Gradient Descent Methods
- Batch Gradient Descent: Updating Gradient with the entire dataset(batch)
- Mini-batch Gradient Descent: dividing batch(the entire dataset) and getting gradient, updating gradient.
- Stochastic Gradient Descent(SGD): SGD is different from Mini-batch GD but Ian Goodfellow book explains it as the same concept.
Deciding batch size is important to prevent GPU overload.
"Large batch size tend to converge to sharp minimizers whereas small batch methods converge to flat minimizers."

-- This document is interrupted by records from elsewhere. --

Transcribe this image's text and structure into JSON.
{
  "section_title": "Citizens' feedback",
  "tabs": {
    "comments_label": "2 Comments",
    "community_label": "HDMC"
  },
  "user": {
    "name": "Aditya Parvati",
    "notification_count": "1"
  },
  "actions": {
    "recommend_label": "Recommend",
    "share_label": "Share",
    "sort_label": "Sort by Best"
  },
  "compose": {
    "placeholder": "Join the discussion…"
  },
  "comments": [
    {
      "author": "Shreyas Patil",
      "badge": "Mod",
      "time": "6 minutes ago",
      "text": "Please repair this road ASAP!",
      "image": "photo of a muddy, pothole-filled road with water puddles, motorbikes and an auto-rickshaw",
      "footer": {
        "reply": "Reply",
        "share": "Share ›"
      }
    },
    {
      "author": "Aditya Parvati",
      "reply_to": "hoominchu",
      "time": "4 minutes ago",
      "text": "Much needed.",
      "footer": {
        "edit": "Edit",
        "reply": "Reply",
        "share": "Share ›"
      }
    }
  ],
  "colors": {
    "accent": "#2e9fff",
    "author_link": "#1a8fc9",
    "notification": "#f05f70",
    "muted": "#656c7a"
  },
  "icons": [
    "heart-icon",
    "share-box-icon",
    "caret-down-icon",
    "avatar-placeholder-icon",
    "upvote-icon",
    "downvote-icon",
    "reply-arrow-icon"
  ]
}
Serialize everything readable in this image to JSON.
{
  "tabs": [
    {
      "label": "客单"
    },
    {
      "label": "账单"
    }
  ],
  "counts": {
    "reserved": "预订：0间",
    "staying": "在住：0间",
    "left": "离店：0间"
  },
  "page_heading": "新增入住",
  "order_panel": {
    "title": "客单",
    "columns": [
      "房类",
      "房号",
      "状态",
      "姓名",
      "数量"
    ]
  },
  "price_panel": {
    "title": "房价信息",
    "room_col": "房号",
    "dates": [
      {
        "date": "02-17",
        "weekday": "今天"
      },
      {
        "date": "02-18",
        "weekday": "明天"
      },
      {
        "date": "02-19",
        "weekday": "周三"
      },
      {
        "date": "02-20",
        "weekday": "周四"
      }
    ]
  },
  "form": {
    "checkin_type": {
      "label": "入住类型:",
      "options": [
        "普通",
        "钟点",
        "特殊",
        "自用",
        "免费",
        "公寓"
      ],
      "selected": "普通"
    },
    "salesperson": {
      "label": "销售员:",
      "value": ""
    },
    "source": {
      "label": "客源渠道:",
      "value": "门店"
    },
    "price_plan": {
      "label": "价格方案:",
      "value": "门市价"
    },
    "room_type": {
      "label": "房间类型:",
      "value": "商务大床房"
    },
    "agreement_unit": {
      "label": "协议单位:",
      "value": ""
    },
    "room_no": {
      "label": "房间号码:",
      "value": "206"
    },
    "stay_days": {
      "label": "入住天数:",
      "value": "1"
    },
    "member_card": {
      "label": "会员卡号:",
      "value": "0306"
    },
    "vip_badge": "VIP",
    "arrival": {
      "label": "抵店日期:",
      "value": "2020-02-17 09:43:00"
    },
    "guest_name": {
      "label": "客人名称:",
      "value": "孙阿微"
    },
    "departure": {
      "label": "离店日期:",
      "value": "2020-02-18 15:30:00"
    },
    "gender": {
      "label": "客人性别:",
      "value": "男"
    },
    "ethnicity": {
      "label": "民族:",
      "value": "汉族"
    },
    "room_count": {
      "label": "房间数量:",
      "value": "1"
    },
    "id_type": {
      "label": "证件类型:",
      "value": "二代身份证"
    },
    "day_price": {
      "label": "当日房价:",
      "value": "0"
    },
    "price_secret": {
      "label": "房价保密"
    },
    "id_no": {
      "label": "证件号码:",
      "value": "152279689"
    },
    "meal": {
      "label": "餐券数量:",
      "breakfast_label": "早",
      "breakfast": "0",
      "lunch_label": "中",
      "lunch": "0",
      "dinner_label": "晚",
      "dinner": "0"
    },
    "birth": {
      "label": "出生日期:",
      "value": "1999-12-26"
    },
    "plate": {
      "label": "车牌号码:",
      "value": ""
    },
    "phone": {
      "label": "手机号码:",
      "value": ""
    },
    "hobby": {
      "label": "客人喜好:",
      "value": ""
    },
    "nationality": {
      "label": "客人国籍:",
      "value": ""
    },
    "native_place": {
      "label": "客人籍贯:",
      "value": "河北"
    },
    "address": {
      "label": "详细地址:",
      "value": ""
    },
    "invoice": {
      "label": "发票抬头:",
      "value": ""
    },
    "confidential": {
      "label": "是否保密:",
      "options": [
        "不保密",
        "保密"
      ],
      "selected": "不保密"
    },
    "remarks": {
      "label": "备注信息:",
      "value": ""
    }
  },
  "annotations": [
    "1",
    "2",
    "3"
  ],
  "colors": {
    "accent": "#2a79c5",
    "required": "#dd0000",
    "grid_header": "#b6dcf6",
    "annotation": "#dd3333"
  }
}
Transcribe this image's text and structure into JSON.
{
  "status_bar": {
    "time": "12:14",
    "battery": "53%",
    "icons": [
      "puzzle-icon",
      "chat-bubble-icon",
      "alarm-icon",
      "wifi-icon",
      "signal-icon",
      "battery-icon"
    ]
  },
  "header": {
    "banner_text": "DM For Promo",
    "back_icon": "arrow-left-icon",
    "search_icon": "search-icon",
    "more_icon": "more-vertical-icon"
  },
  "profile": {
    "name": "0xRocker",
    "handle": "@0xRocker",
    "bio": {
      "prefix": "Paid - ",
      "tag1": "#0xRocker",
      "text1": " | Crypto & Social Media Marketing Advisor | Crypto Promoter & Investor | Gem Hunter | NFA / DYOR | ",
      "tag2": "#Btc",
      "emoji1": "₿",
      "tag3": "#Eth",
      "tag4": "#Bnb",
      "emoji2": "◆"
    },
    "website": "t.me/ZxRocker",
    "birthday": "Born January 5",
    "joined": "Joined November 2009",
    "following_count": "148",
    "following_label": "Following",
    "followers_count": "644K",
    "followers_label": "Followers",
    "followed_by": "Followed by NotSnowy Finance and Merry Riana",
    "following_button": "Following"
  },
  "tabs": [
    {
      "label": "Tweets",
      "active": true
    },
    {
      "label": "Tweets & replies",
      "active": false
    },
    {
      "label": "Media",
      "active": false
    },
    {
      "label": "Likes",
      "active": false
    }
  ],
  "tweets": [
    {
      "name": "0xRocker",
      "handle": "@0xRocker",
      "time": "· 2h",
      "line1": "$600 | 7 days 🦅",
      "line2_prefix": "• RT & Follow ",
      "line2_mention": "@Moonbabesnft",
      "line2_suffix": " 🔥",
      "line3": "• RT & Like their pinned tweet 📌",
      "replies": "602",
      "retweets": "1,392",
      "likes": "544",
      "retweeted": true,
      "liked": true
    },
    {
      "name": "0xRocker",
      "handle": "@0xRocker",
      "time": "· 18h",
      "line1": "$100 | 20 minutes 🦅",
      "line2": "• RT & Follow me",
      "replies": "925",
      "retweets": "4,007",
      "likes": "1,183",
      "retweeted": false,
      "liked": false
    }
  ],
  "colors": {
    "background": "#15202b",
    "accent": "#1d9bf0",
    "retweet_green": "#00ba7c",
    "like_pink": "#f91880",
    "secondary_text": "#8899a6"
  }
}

Here, our purpose is to find minimum on loss function at training function which is approximately close to minimum for test function. Thus flat minimizer is more generalized result. However, sharp minimum on training function yields higher loss on test function. Thus generalized performance is better when large batch size is used.
Choosing Optimizers
Key to understand optimizers are consisted of two elements. 1) Gradient Vector, 2) Learning rate
Types of Optimizers
Check for Dive into Deep Learning
- Stochastic Gradient Descent
- Momentum
- Nesterov Accelerate
- Adagrad
- Adadelta
- RMSprop
- Adam
Regularization for better generalization
- Early Stopping: stopping training before loss for validation dataset becomes bigger
- Parameter Norm Penalty: adding smoothness to function space
-
Data Augmentation: When dataset is small, ML methods(XGBoost, Random Forest) outperforms Deep learning.
Thus Data should be augmented for DL, like using library such as imgaug.
- Noise Robustness: Add random noises for input images or neural networks' weights.
-
Label Smoothing: Increasing performance on classification problems. This is to smoothe the boundary between classes.
- Mixup: overlaying two different images
- Cutout: cutting out portion of image
- Cutmix: mixing two cropped images
- Dropout: randomly set some neurons to zero. Neurons then can grap robust features from the input.
- Batch Normalization: Controversial. Known to improve performance when layers gets deeper. Layer Normalization, Instance Normalization, Group Normalization is also introduced on other papers.